Ольга поежилась, плотнее запахнула себя в пуховую шаль. Воз проскрипел мимо окон и скрылся в переулке. Отбежавшие гуси с победным гоготом вернулись к луже. «И как им не холодно?» — подумала Ольга, глядя на их красные лапы.

— Сходила бы лучше по воду, — донесся к ней недовольный голос свекрови, — Приспослал господь сноху, облегчил жизню на старости лет. Охо-хо...

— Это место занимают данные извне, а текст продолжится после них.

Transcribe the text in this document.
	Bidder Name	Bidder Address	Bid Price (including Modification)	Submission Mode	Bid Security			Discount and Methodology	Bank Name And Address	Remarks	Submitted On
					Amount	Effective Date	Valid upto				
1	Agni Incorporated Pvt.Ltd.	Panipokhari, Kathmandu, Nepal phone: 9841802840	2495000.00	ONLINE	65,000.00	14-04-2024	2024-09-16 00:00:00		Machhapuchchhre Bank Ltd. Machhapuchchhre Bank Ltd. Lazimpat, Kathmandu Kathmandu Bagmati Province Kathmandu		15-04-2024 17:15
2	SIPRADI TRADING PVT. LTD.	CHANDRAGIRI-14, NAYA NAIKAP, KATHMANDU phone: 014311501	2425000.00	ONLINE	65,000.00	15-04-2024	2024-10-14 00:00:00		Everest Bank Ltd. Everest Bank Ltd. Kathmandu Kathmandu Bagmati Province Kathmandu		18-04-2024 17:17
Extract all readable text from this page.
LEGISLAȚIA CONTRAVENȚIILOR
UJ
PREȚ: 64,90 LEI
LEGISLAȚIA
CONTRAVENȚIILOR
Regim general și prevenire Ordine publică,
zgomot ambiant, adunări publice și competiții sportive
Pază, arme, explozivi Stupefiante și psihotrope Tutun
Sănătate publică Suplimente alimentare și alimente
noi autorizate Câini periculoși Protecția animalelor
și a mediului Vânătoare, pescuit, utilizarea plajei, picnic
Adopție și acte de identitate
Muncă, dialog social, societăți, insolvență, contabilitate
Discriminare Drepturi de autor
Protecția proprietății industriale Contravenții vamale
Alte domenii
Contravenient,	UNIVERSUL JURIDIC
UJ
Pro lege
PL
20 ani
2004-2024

— Нехай Настя сходит, — как можно спокойнее ответила сноха, даже не повернув головы в сторону двери. — У меня, мамака, мигрень, а на дворе эвон какая хипхура [59].

— Чего? — старая казачка едва не задохнулась от прихлынувшего к сердцу гнева. — Это еще что за болезни такая? От безделья аль от распутствия? И как только зенки не лопнут со стыда-позорища. Тьфу! Вся станица на наш двор пальцами тычет.